Phase 3: Desired state (5 minutes)
"If this was working exactly the way you want it to in 6 months, what would be different?" This question surfaces the success criteria the prospect will use to evaluate your proposal later. Capture their exact language. Use it in the proposal. When a prospect reads back their own words describing the outcome they want, it reads as precise understanding rather than generic promise.
Phase 4: The gap and the consequence (10 minutes)
This is the most important part of the call and the part most sellers rush past. "What is stopping you from getting from where you are now to where you want to be?" is the gap question. The follow-up: "What happens to the business if this is not solved in the next 6 months?" is the consequence question. The consequence question forces the prospect to articulate the business impact of inaction. This is what makes the value of your solution concrete, not abstract. A prospect who has just told you that unsolved pipeline problems will cost them their Q3 target is primed to understand the value of a solution.
Phase 5: Decision process (5 minutes)
Before moving to any kind of proposal or next step, understand who else needs to be involved. "Who else would need to be part of this decision?" and "What does your typical process look like when you bring in a new provider?" Surface the decision-making structure. If there are other stakeholders, they need to be either on the next call or fully briefed with materials you provide. A proposal sent to someone who cannot make the decision alone without a plan for the other decision-makers is a proposal that gets stuck.
Phase 6: Provisional close (5 minutes)
"Based on what you've shared, I think we can help.

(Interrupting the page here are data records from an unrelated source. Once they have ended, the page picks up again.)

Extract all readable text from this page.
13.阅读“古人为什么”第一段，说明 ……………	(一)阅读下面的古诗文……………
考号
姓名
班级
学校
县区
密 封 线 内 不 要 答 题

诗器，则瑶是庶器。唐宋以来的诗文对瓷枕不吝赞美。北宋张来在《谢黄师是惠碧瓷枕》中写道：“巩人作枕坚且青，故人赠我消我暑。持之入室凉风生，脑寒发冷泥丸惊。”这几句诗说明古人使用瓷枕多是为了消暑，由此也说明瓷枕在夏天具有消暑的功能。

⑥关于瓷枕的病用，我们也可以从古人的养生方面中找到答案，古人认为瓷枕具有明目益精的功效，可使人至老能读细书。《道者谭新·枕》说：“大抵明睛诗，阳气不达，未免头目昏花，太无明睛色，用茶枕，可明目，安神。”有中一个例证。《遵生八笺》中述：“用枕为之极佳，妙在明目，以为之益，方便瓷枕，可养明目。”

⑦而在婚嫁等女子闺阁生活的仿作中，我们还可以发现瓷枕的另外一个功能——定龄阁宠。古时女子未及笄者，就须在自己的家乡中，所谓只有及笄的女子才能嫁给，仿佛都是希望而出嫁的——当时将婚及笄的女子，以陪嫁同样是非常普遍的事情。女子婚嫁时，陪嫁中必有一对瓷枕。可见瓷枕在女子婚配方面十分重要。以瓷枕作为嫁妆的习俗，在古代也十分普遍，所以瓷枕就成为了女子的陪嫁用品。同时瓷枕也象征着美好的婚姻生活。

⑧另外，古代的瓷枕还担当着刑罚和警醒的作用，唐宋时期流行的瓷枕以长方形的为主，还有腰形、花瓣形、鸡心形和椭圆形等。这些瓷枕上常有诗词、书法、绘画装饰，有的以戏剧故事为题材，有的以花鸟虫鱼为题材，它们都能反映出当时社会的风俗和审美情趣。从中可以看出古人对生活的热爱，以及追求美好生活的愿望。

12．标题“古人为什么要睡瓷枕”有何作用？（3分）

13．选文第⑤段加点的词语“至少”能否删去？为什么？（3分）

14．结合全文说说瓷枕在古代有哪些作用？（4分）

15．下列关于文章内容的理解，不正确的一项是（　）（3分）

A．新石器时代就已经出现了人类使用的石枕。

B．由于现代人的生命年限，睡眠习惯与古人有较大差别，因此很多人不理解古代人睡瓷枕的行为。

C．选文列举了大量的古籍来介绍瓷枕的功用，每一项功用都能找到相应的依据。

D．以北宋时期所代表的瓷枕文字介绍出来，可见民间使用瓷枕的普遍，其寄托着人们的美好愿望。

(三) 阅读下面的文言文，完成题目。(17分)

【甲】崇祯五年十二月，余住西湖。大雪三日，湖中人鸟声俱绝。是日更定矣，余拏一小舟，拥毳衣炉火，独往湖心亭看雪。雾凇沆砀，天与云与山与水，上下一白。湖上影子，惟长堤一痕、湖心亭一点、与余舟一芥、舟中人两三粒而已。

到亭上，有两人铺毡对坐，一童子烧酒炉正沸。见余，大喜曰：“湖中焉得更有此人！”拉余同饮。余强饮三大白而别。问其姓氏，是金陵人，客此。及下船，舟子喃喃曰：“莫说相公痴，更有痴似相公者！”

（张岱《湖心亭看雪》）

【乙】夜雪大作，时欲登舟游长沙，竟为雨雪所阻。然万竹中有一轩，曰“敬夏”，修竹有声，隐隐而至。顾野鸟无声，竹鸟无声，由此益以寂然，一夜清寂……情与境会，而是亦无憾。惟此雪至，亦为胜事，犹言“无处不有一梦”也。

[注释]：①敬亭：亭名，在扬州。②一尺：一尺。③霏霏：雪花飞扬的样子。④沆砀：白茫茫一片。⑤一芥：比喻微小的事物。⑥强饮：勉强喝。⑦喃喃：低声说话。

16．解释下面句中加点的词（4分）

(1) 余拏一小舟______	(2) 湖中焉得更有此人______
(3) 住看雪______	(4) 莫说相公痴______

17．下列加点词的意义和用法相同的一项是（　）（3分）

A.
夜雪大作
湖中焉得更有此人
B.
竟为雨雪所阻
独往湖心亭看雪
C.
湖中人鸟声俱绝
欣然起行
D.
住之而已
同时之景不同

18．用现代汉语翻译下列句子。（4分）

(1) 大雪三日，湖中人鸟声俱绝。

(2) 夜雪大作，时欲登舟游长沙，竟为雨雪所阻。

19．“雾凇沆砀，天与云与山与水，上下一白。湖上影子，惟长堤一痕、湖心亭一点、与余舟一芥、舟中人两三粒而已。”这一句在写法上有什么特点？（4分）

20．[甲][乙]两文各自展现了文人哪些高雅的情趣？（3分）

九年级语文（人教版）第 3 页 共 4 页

Here's broadly how we would approach this... Does this sound like the right direction?" This is not the pitch. It is a two-sentence mapping of your approach to the specific outcomes they described. If they confirm yes, define a specific next step before the call ends: a proposal date, a follow-up call with the second decision-maker, or a defined timeline. No vague "I'll be in touch." A specific date, a specific deliverable.
The best discovery calls end with the prospect feeling understood. They have articulated their problem, seen it reflected back accurately, and agreed on what happens next. The close follows naturally.

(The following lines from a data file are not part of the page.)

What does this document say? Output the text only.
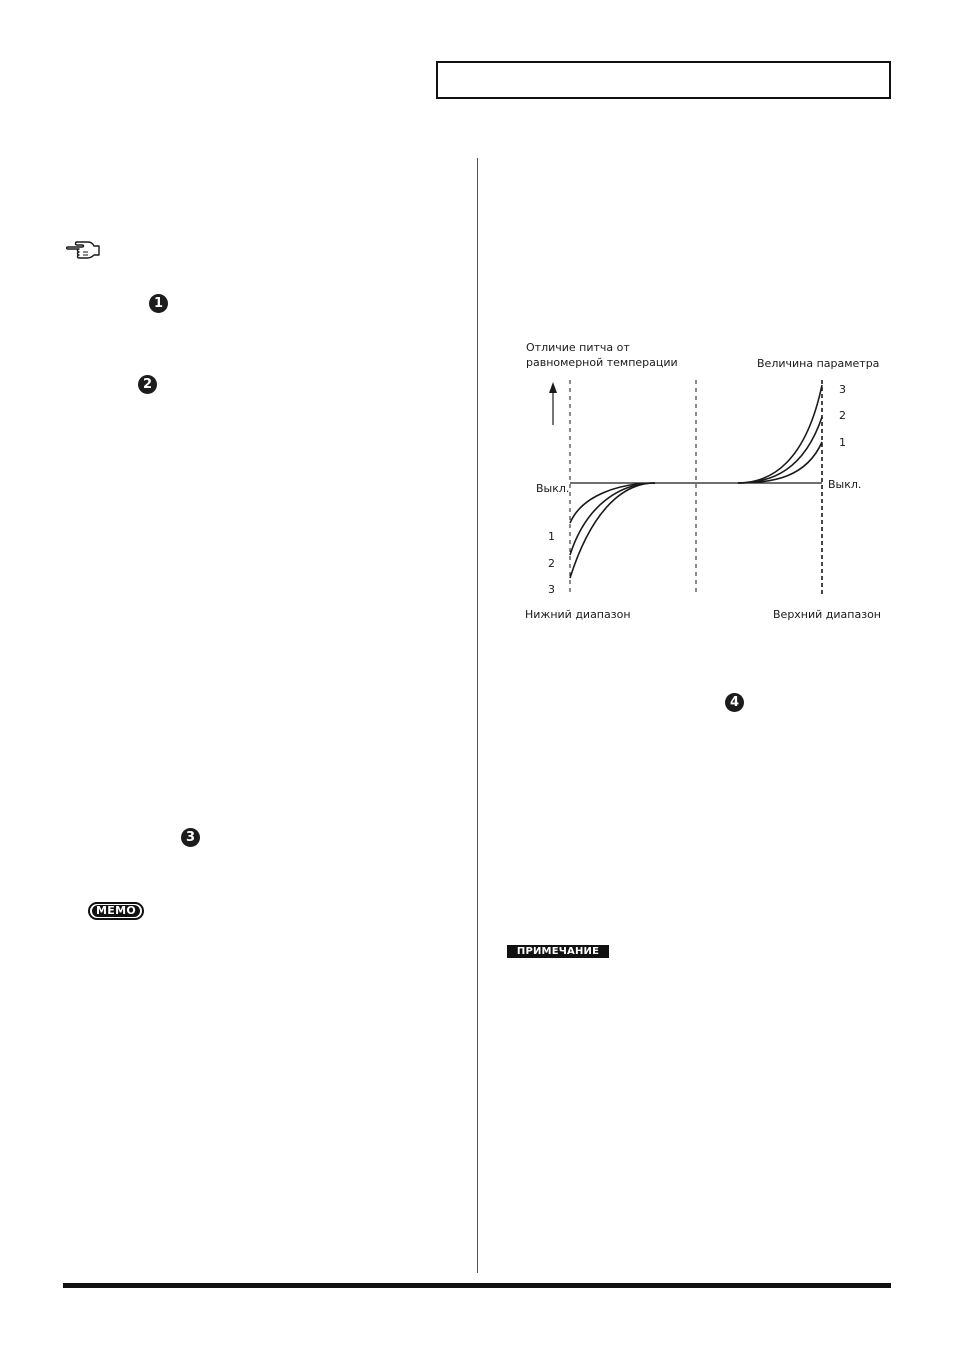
1
2
3
4
MEMO
ПРИМЕЧАНИЕ
Отличие питча от
равномерной темперации	Величина параметра
Выкл.	Выкл.
1
2
3
3
2
1
Нижний диапазон	Верхний диапазон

Frequently asked questions
How long should a B2B discovery call be?
30 to 45 minutes. Long enough for depth, short enough to maintain energy. Calls over 60 minutes on a first conversation usually mean the seller is presenting rather than asking.
What questions should you ask on a discovery call?
Current state, desired state, gap, consequence and decision process. The consequence question ("what happens if this is not solved?") is the most important and most underused.
Should you pitch on a discovery call?
Not until the last 10 minutes, and only after confirmed fit. Discovery first. A two-sentence mapping of your approach to their stated outcomes. Then define the next step.